Costa rican yam,Caribbean White Soft Yam Tuber, TROPICAL ROOT VEGETABLE | GARDEN & OUTDOOR

Costa rican yam,Caribbean White Soft Yam Tuber, TROPICAL ROOT VEGETABLE

$ 10.56
SKU P14807S

Caribbean White Soft Yam

Yams are often mistakenly called sweet potatoes and vice versa, but these are actually two different vegetables. A true yam is the tuber of a tropical vine and it's not even distantly related to the sweet potato. Yams are a popular vegetable in Africa Latin American and the Caribbean. This tuber can grow over seven feet in length. 

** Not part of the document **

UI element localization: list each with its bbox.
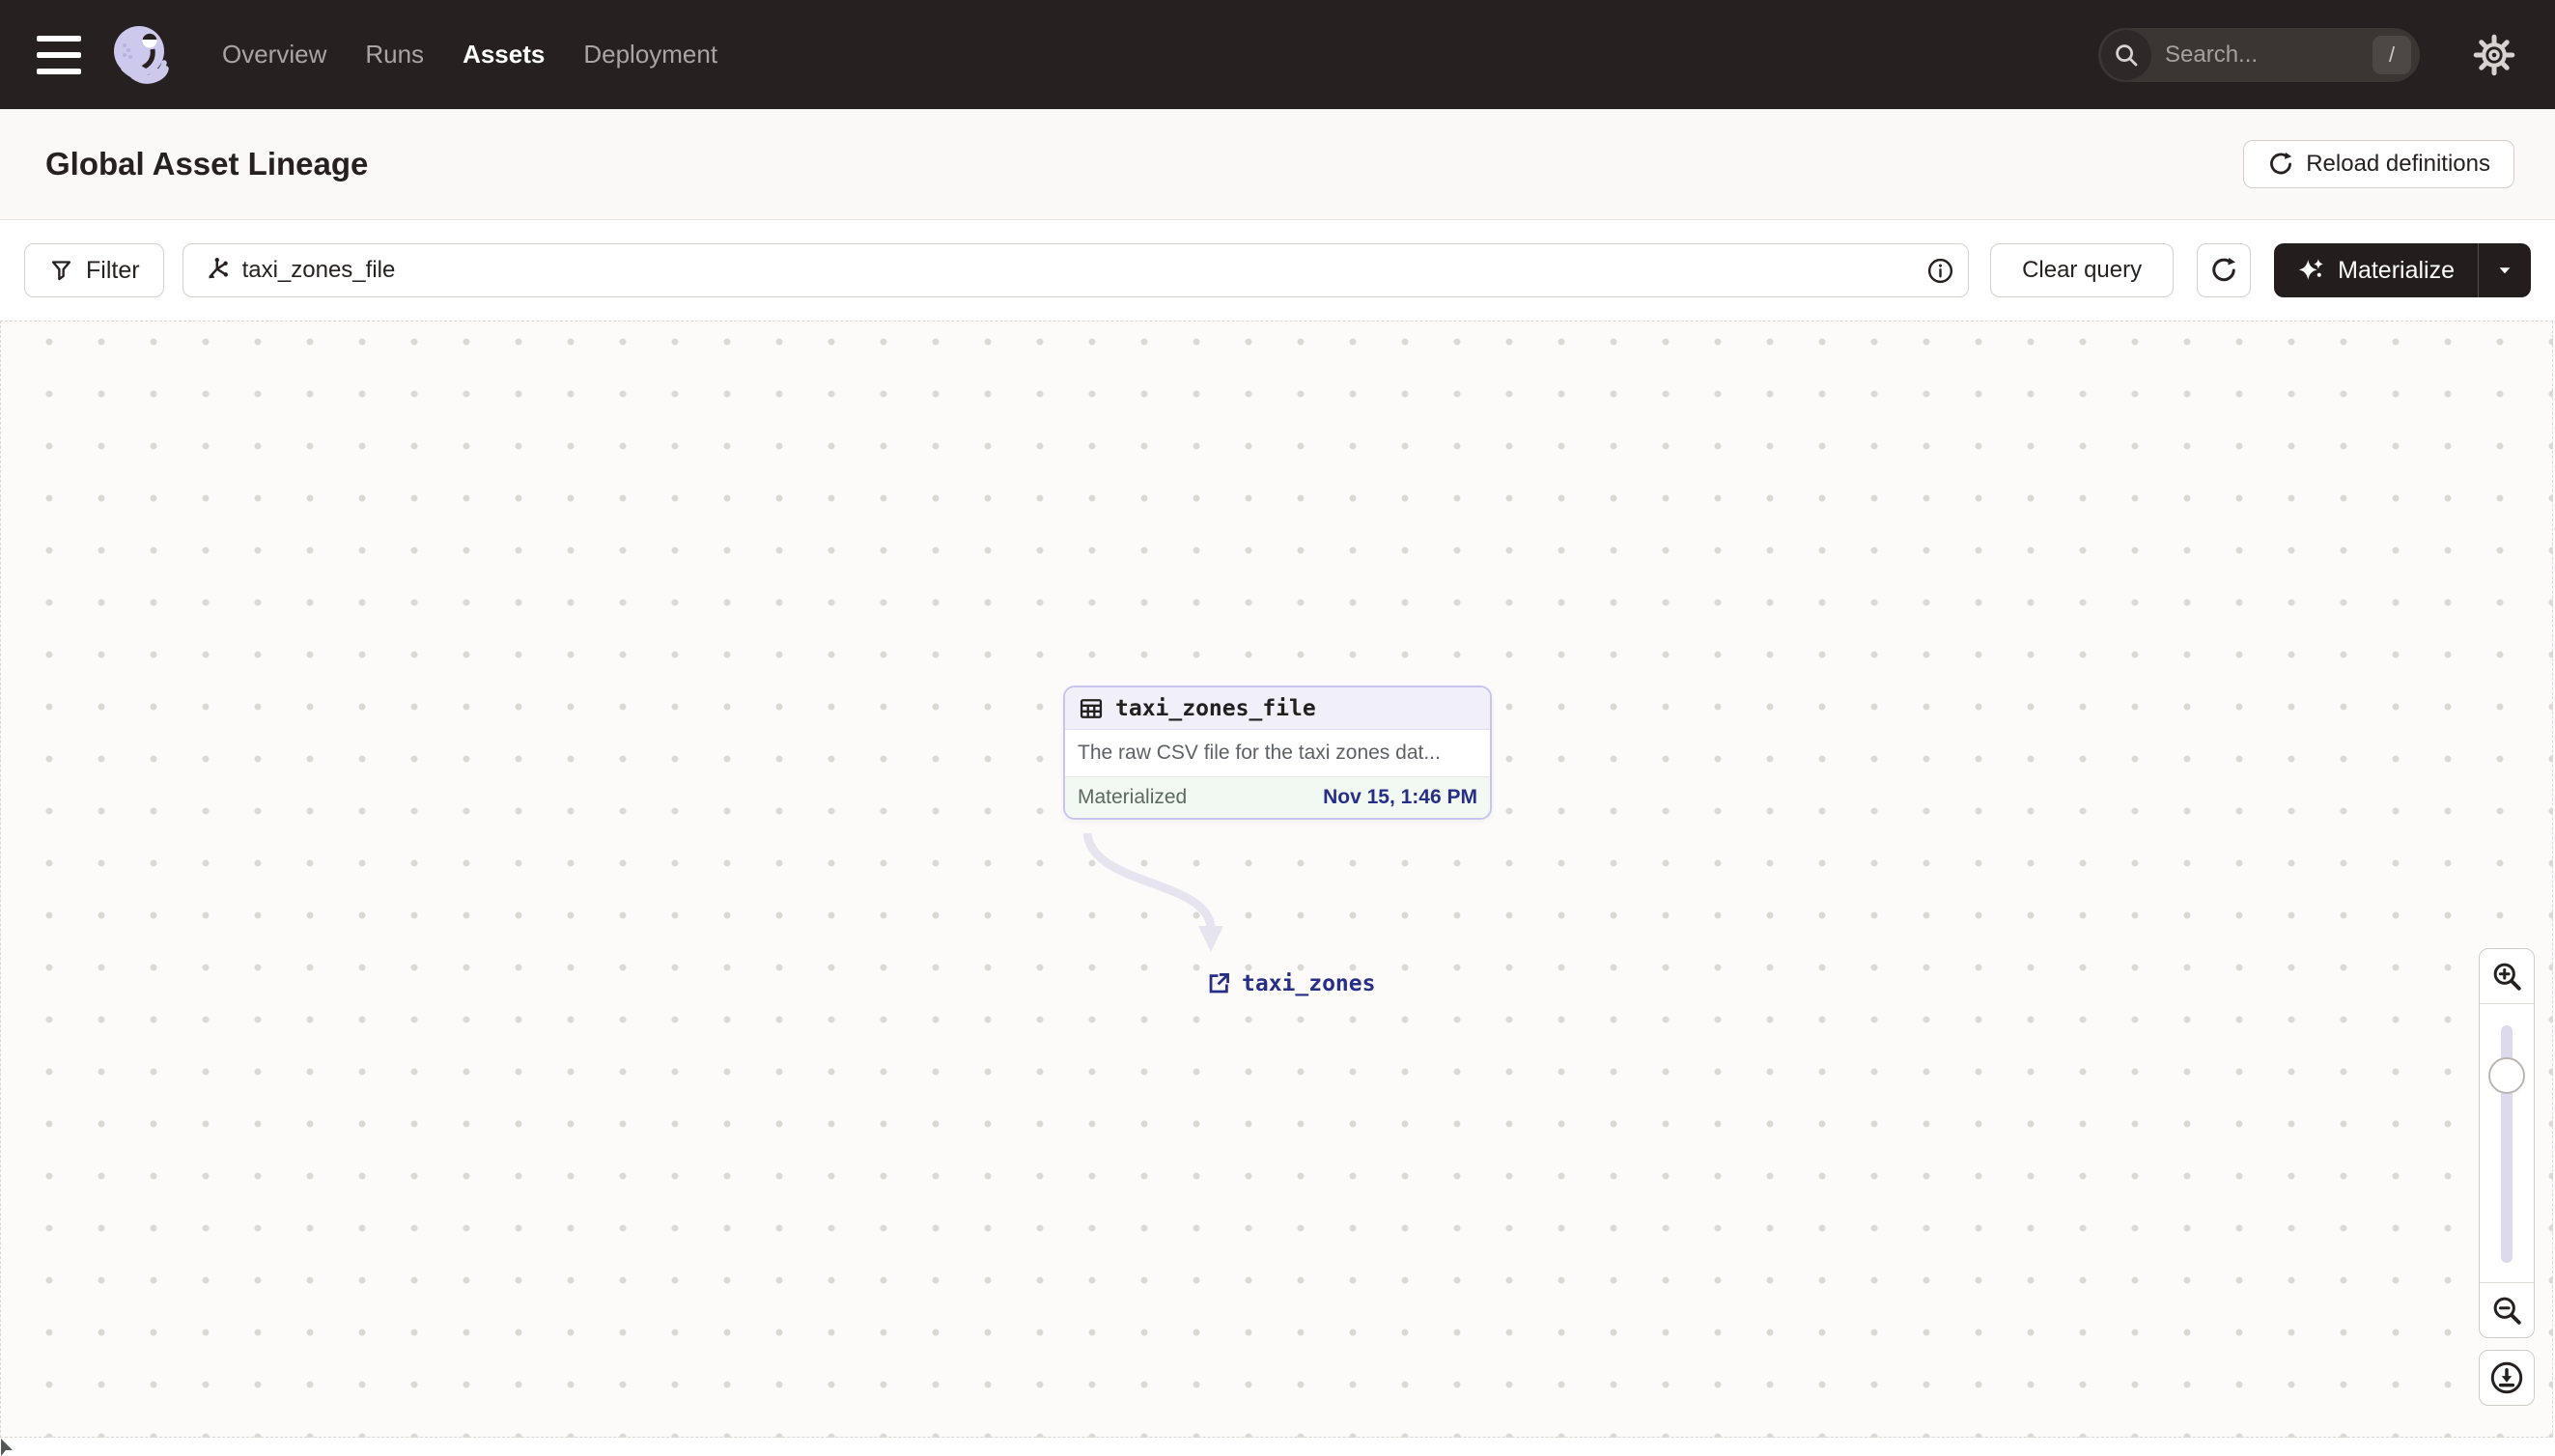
sparkle-icon	[2297, 256, 2326, 285]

The yam's botanical name is dioscorea batatas.
Depending on country and region, it may also be called a boniato, njam, nyami, djambi, yamswurzel, ñame or igname de chine.
How to Identify a Real Yam 
True yams are indigenous to Africa and Asia with most being grown in Africa, but there are over 150 varieties of yams available worldwide. True yams have rough, dark skin. Their flesh can range from white to a reddish color, and yellow but it's usually white. 
Although you might find canned vegetables labeled as yams, these probably aren't true yams. Even the "yams" found in fresh produce sections of grocery stores are rarely real yams. They're soft sweet potatoes, which are different from firm sweet potatoes.
Africa, the native land of the yam, grows 95 percent of more than 600 varieties of the crop. Yams favor tropical and sub-tropical weather during their growing season and do not tolerate freezing.

Tuber Cuttings
After harvesting, yams have a resting period for about three to four months throughout the dry season before they make suitable seeds. Disease-free plants produce suitable cuttings for growing yams and need planting before they sprout, usually in August. Gardeners cut tubers crosswise into three pieces. The cuttings lie out for one week to callous over after being washed with Bordeaux mixture, a solution of copper sulfate and lime in water, to protect them from diseases such as tuber rot.

Soil Preparation
Yams favor loose clay soil with good drainage. Gardeners test soils and adjust pH levels to about 5.5. They plow the planting area and dig trench rows with 3 1/2 feet between them. Gardeners then add compost into the trenches and check the soil for proper drainage. Tuber crops do not grow well in overly wet soils and require loose soil to allow room for drainage and growth.

After the tuber cuttings have lain out for one week, gardeners plant them 2 inches deep into the trenches with 18 inches between each planting. Gardeners lay mulch along the trenches after initial planting. Mulch keeps the ground moist without drowning the crop, protecting the tubers from extreme heat. About one month after twines emerge, gardeners place stakes into each mound at an angle to meet the stake in the adjacent mound, creating an A-frame structure for the two twines to climb and meet. The vines of yam plants are not sturdy and need support to produce high yields.